Es frecuente en Blas de Otero el contraponer el alma y el cuerpo, el ángel y el hombre. Aquí, el poeta lucha con la muerte y espera la respuesta de Dios ante sus preguntas. Pero la ausencia de Dios a lo largo del poema hace que el sufrimiento y el dolor sean cada vez más fuertes. Dios se convierte, así, en un torturador del hombre.

La eficacia expresiva del poema es incuestionable; además, Blas de Otero emplea la forma clásica del soneto. Se observa también el acusado contraste rítmico entre los cuartetos y los tercetos.

El poeta pasa, a lo largo del poema, de un estado de confusión a la conclusión de que Dios le ha abandonado y él está condenado a sufrir, extrayendo de esto la definición de ser humano.

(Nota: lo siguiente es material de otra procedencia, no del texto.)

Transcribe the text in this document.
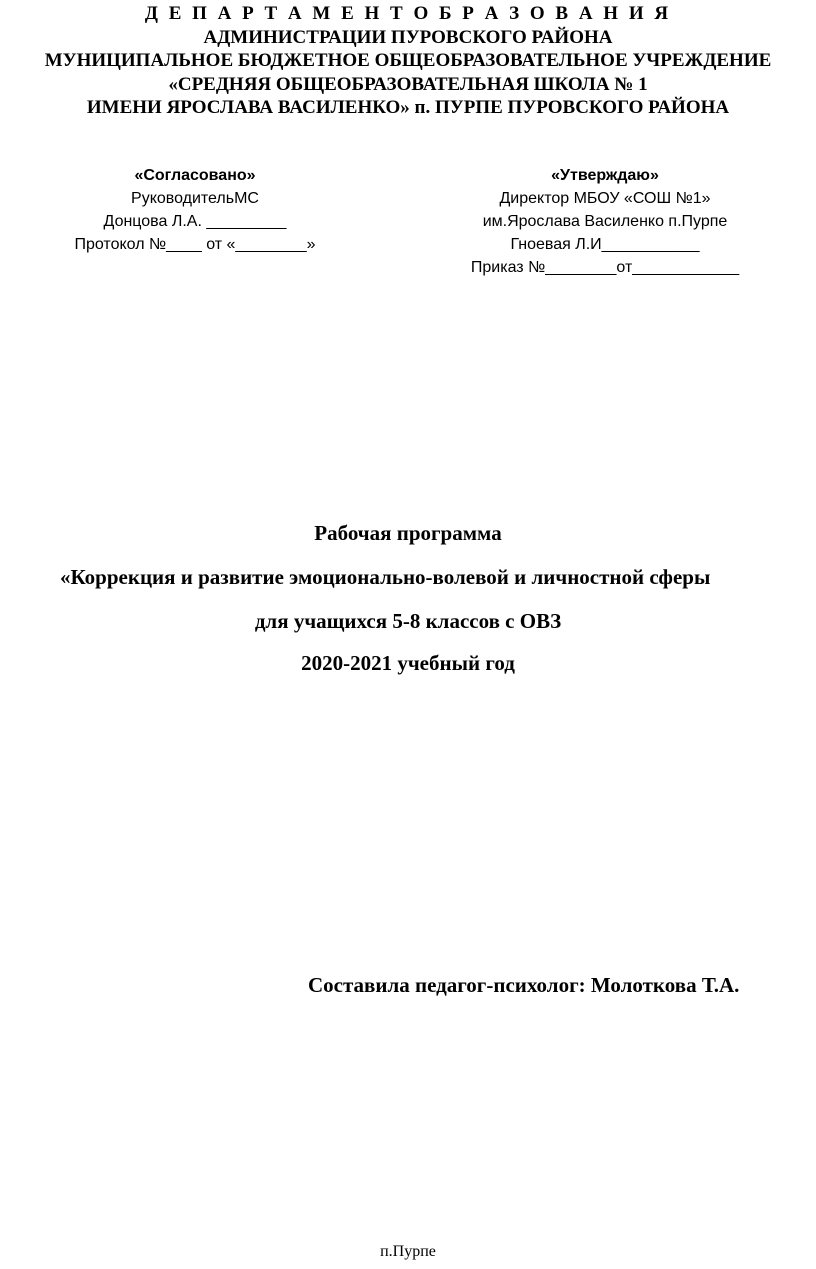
Д Е П А Р Т А М Е Н Т О Б Р А З О В А Н И Я
АДМИНИСТРАЦИИ ПУРОВСКОГО РАЙОНА
МУНИЦИПАЛЬНОЕ БЮДЖЕТНОЕ ОБЩЕОБРАЗОВАТЕЛЬНОЕ УЧРЕЖДЕНИЕ
«СРЕДНЯЯ ОБЩЕОБРАЗОВАТЕЛЬНАЯ ШКОЛА № 1
ИМЕНИ ЯРОСЛАВА ВАСИЛЕНКО» п. ПУРПЕ ПУРОВСКОГО РАЙОНА
«Согласовано»
РуководительМС
Донцова Л.А. _________
Протокол №____ от «________»
«Утверждаю»
Директор МБОУ «СОШ №1»
им.Ярослава Василенко п.Пурпе
Гноевая Л.И___________
Приказ №________от____________
Рабочая программа
«Коррекция и развитие эмоционально-волевой и личностной сферы
для учащихся 5-8 классов с ОВЗ
2020-2021 учебный год
Составила педагог-психолог: Молоткова Т.А.
п.Пурпе
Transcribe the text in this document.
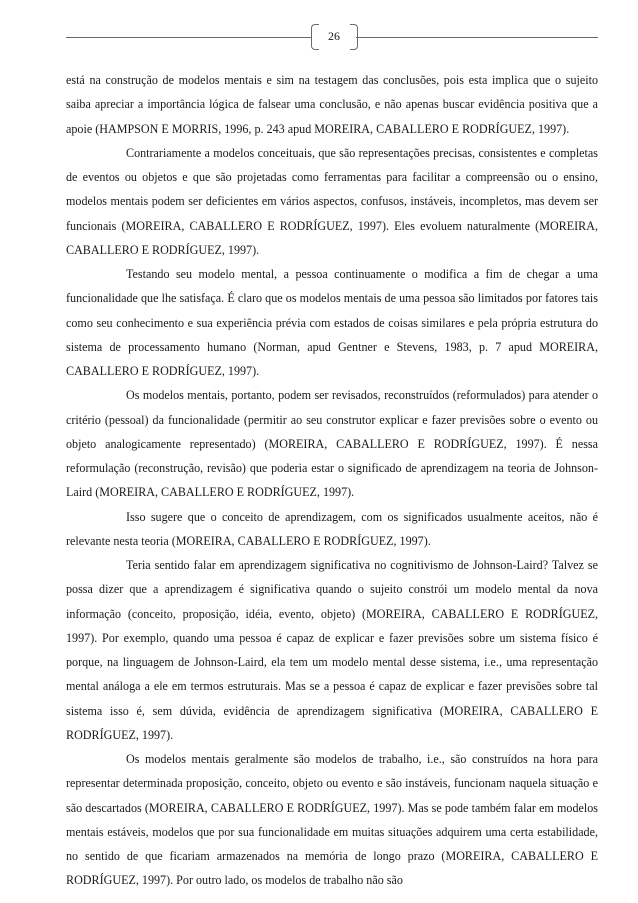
26

está na construção de modelos mentais e sim na testagem das conclusões, pois esta implica que o sujeito saiba apreciar a importância lógica de falsear uma conclusão, e não apenas buscar evidência positiva que a apoie (HAMPSON E MORRIS, 1996, p. 243 apud MOREIRA, CABALLERO E RODRÍGUEZ, 1997).

Contrariamente a modelos conceituais, que são representações precisas, consistentes e completas de eventos ou objetos e que são projetadas como ferramentas para facilitar a compreensão ou o ensino, modelos mentais podem ser deficientes em vários aspectos, confusos, instáveis, incompletos, mas devem ser funcionais (MOREIRA, CABALLERO E RODRÍGUEZ, 1997). Eles evoluem naturalmente (MOREIRA, CABALLERO E RODRÍGUEZ, 1997).

Testando seu modelo mental, a pessoa continuamente o modifica a fim de chegar a uma funcionalidade que lhe satisfaça. É claro que os modelos mentais de uma pessoa são limitados por fatores tais como seu conhecimento e sua experiência prévia com estados de coisas similares e pela própria estrutura do sistema de processamento humano (Norman, apud Gentner e Stevens, 1983, p. 7 apud MOREIRA, CABALLERO E RODRÍGUEZ, 1997).

Os modelos mentais, portanto, podem ser revisados, reconstruídos (reformulados) para atender o critério (pessoal) da funcionalidade (permitir ao seu construtor explicar e fazer previsões sobre o evento ou objeto analogicamente representado) (MOREIRA, CABALLERO E RODRÍGUEZ, 1997). É nessa reformulação (reconstrução, revisão) que poderia estar o significado de aprendizagem na teoria de Johnson-Laird (MOREIRA, CABALLERO E RODRÍGUEZ, 1997).

Isso sugere que o conceito de aprendizagem, com os significados usualmente aceitos, não é relevante nesta teoria (MOREIRA, CABALLERO E RODRÍGUEZ, 1997).

Teria sentido falar em aprendizagem significativa no cognitivismo de Johnson-Laird? Talvez se possa dizer que a aprendizagem é significativa quando o sujeito constrói um modelo mental da nova informação (conceito, proposição, idéia, evento, objeto) (MOREIRA, CABALLERO E RODRÍGUEZ, 1997). Por exemplo, quando uma pessoa é capaz de explicar e fazer previsões sobre um sistema físico é porque, na linguagem de Johnson-Laird, ela tem um modelo mental desse sistema, i.e., uma representação mental análoga a ele em termos estruturais. Mas se a pessoa é capaz de explicar e fazer previsões sobre tal sistema isso é, sem dúvida, evidência de aprendizagem significativa (MOREIRA, CABALLERO E RODRÍGUEZ, 1997).

Os modelos mentais geralmente são modelos de trabalho, i.e., são construídos na hora para representar determinada proposição, conceito, objeto ou evento e são instáveis, funcionam naquela situação e são descartados (MOREIRA, CABALLERO E RODRÍGUEZ, 1997). Mas se pode também falar em modelos mentais estáveis, modelos que por sua funcionalidade em muitas situações adquirem uma certa estabilidade, no sentido de que ficariam armazenados na memória de longo prazo (MOREIRA, CABALLERO E RODRÍGUEZ, 1997). Por outro lado, os modelos de trabalho não são
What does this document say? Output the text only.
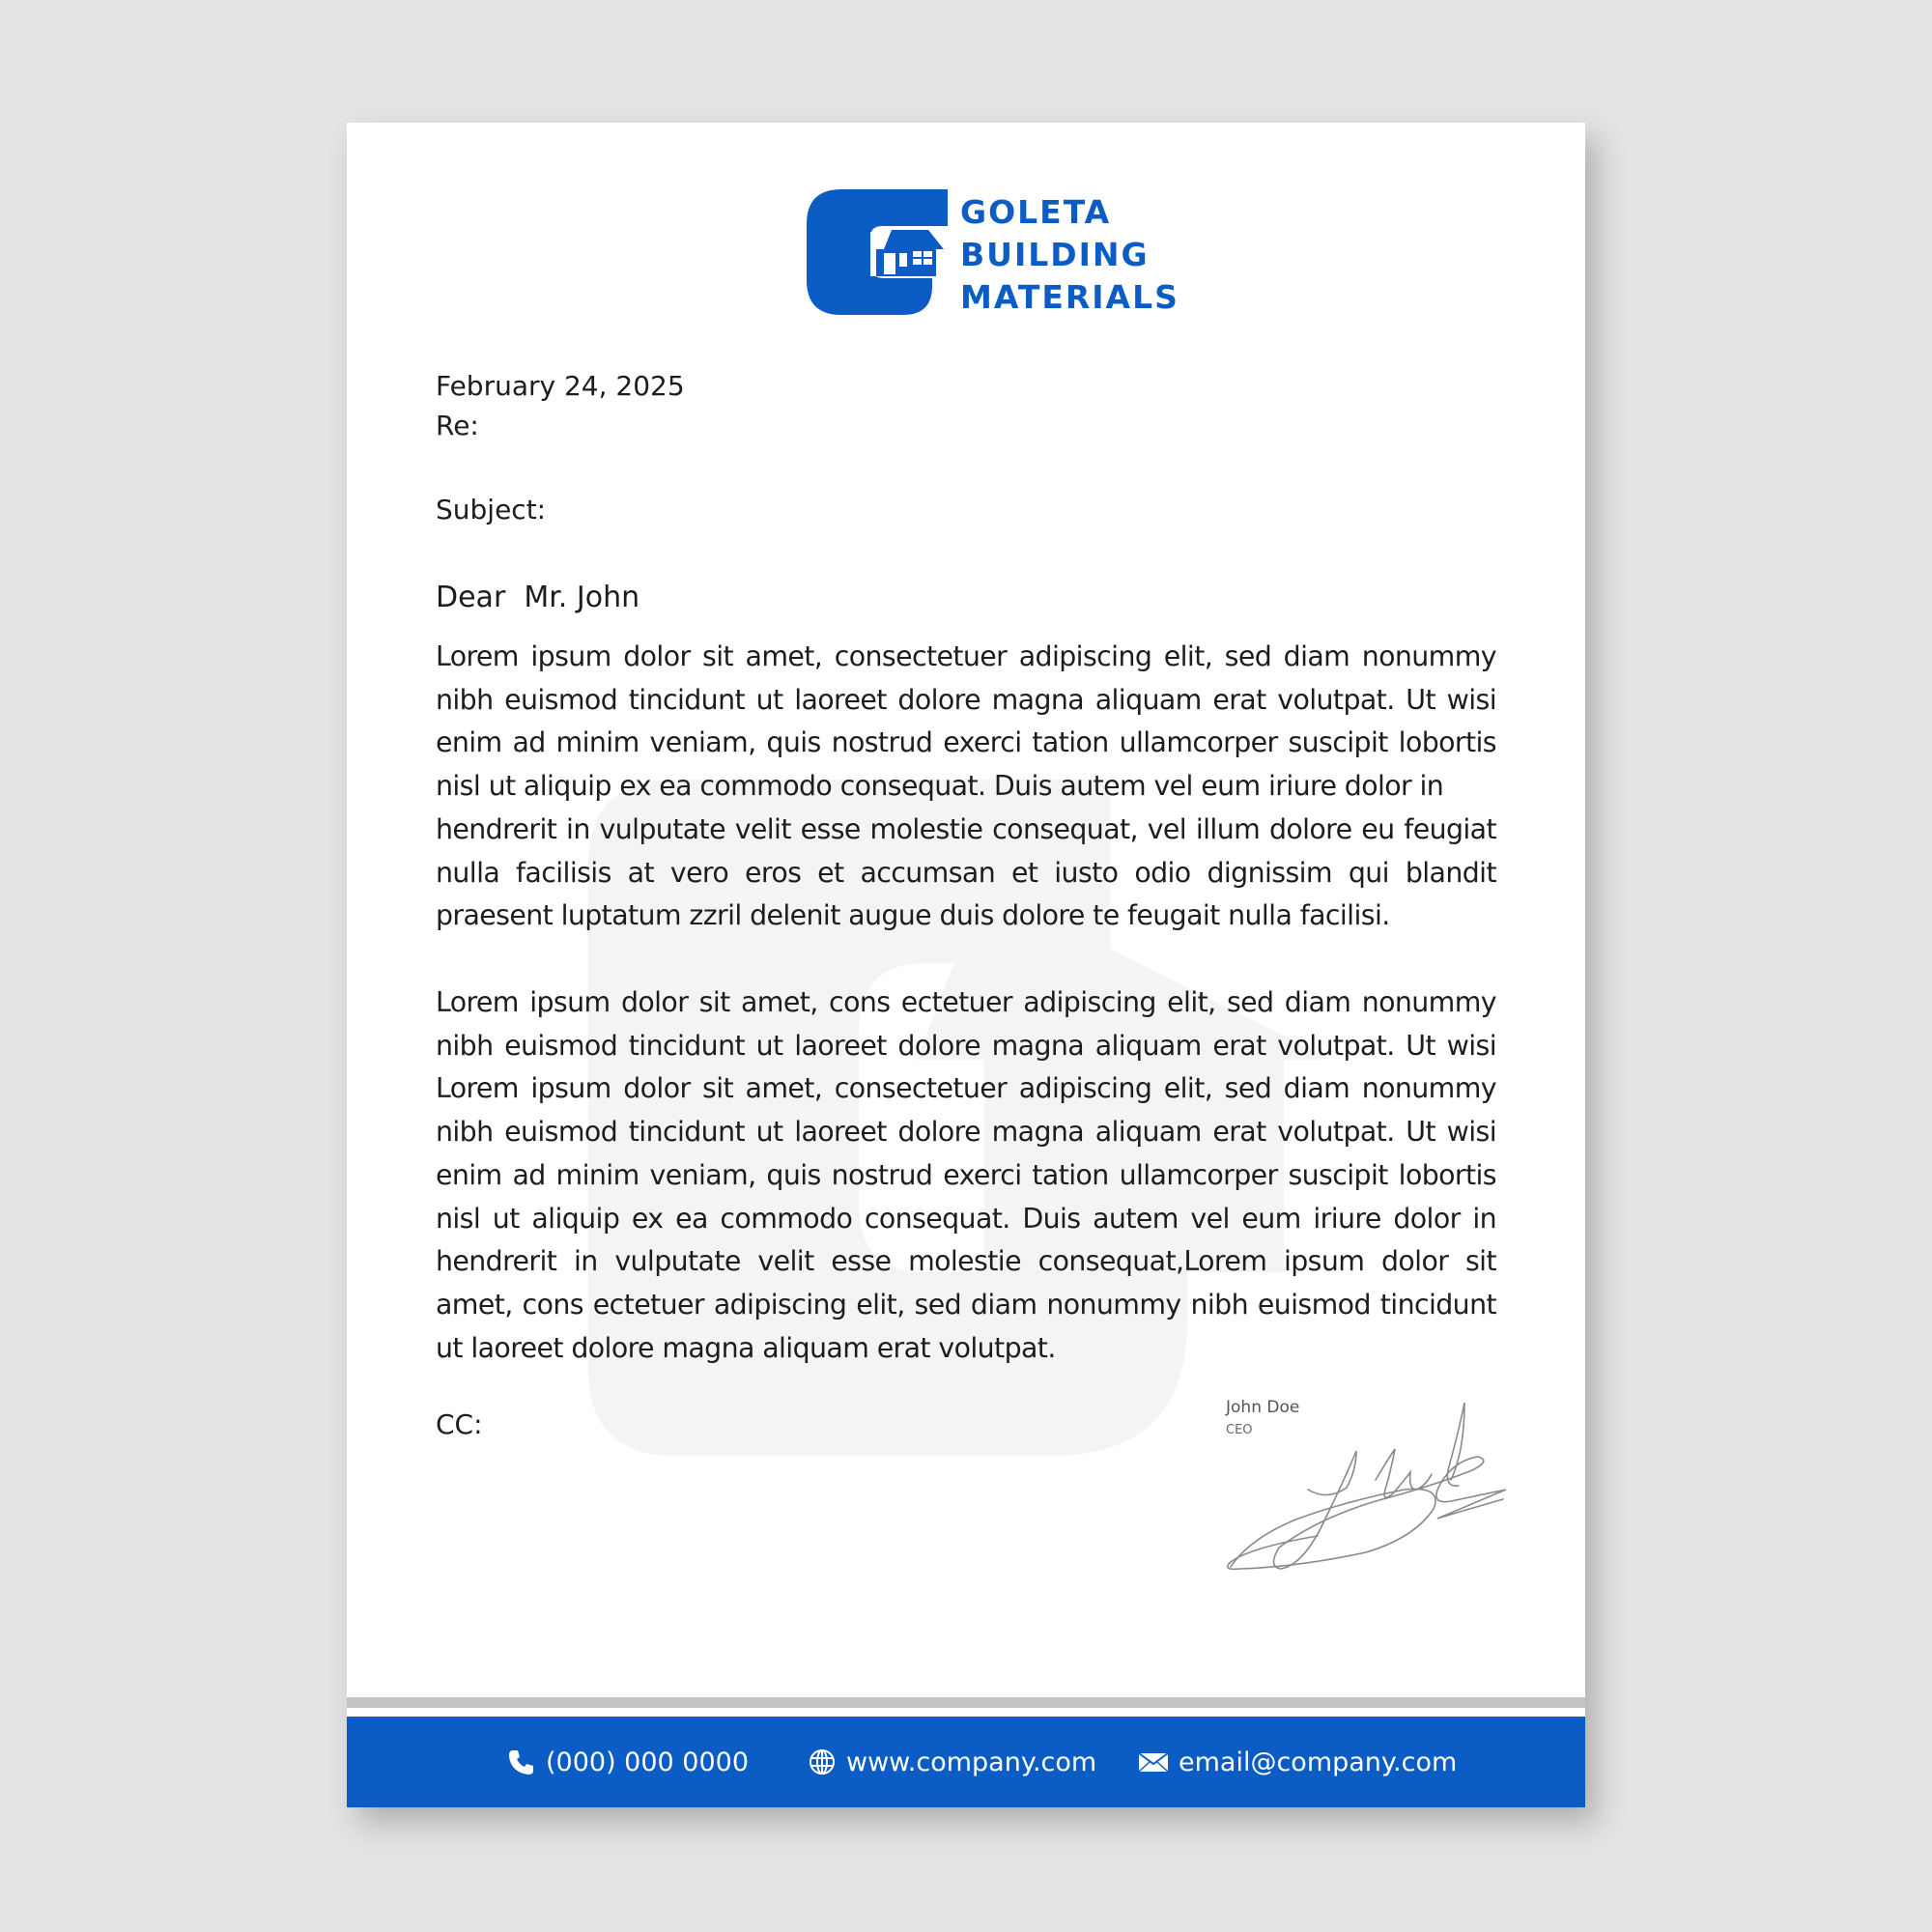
GOLETA
BUILDING
MATERIALS
February 24, 2025
Re:
Subject:
Dear  Mr. John

Lorem ipsum dolor sit amet, consectetuer adipiscing elit, sed diam nonummy nibh euismod tincidunt ut laoreet dolore magna aliquam erat volutpat. Ut wisi enim ad minim veniam, quis nostrud exerci tation ullamcorper suscipit lobortis nisl ut aliquip ex ea commodo consequat. Duis autem vel eum iriure dolor in
hendrerit in vulputate velit esse molestie consequat, vel illum dolore eu feugiat nulla facilisis at vero eros et accumsan et iusto odio dignissim qui blandit praesent luptatum zzril delenit augue duis dolore te feugait nulla facilisi.

Lorem ipsum dolor sit amet, cons ectetuer adipiscing elit, sed diam nonummy nibh euismod tincidunt ut laoreet dolore magna aliquam erat volutpat. Ut wisi Lorem ipsum dolor sit amet, consectetuer adipiscing elit, sed diam nonummy nibh euismod tincidunt ut laoreet dolore magna aliquam erat volutpat. Ut wisi enim ad minim veniam, quis nostrud exerci tation ullamcorper suscipit lobortis nisl ut aliquip ex ea commodo consequat. Duis autem vel eum iriure dolor in hendrerit in vulputate velit esse molestie consequat,Lorem ipsum dolor sit amet, cons ectetuer adipiscing elit, sed diam nonummy nibh euismod tincidunt ut laoreet dolore magna aliquam erat volutpat.

CC:
John Doe
CEO
(000) 000 0000	www.company.com	email@company.com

Todo el poema está formado por una serie de contrastes (tú-yo, ángel-hombre, eterno-fugitivo…) que marcan aún más el sufrimiento del hombre.

Es también necesario decir que la existencia de guerras, de hambre y de dolor hace que el hombre se pregunte por el valor de su existencia y de la existencia de Dios; de ahí que sea típica de la posguerra la literatura existencial, siendo este poema y, en general, la poesía de Blas de Otero un gran ejemplo.

Estudio de los recursos y estructura interna

El primer cuarteto correspondería con la introducción del poema y, en él, Blas de Otero define cuál es su objetivo: hallar a Dios a través de una lucha constante, como podemos ver en los tres primeros versos: «Luchando, cuerpo a cuerpo, con la muerte…», lo cual supondría una personificación al proporcionarle a la muerte un cierto carácter humano. Sin embargo, no obtiene respuesta, lo cual lo derrumba, como se expresa en el tercer y cuarto verso: «Y su silencio, retumbando, ahoga mi voz en el vacío inerte», una antítesis que intensifica lo duro que supone para él este silencio ante su llamada. Todo ello se expresa mediante el asíndeton, aligerándose el ritmo del poema y, además, proporcionando una cierta significación a lo que el poeta quiere transmitir: la lucha continúa por la búsqueda de Dios. También encontramos otras figuras como la metáfora en «al borde del abismo», que supondría la cercanía a la muerte, y el encabalgamiento en «estoy clamando… a Dios» (varios).

El cuerpo del poema correspondería con el segundo cuarteto y el primer terceto, en los que dirige su palabra a Dios rogándole que le escuche, lo que también se conoce como apelación («Oh Dios, si he de morir, quiero tenerte despierto…»), pero al no recibir respuesta acaba por pensar que está hablando solo, aunque hace todo lo posible por verle («Oh Dios. Estoy hablando solo…»). También podemos resaltar la oscuridad que supone el camino hacia Dios, lo cual queda reflejado en el poema con términos como muerte, sombras y noche.

El resultado de su intento por conectar con Dios lo expresa en el primer terceto, en el que afirma que Dios no lo ayuda («Alzo la mano y tú me la cercenas»), lo cual supone su ceguera frente a lo que le espera más allá de la muerte («Abro los ojos: me los sajas vivos»), además de que incrementa su necesidad de saber si hay un más allá, pero Dios, al no responderle, no le calma «esa sed» de saber («Sed tengo, y sal se vuelven tus arenas»), siendo este último verso una referencia a la estancia de Jesucristo en el desierto.

Finalmente, el autor concluye el poema a través del segundo terceto en el que todo lo expresado anteriormente es lo que supone ser hombre y su continua contrariedad, lo cual supone la idea principal del fragmento, presentando de esta forma una estructura inductiva. Para ello, hace uso de la metáfora «horror a manos llenas» con la que pretende hacernos ver el suplicio que es para él ser hombre y los sufrimientos que conlleva, además de usar constantes antítesis como «el ser y no ser» (es decir, somos algo pero, comparado con todo lo demás, no somos nada) y «ángel con grandes alas de cadenas», lo cual quiere decir que somos libres pero, realmente, nos impiden volar. Gracias al uso de todos estos recursos lingüísticos, el poema adquiere un alto nivel de originalidad y fuerza expresiva.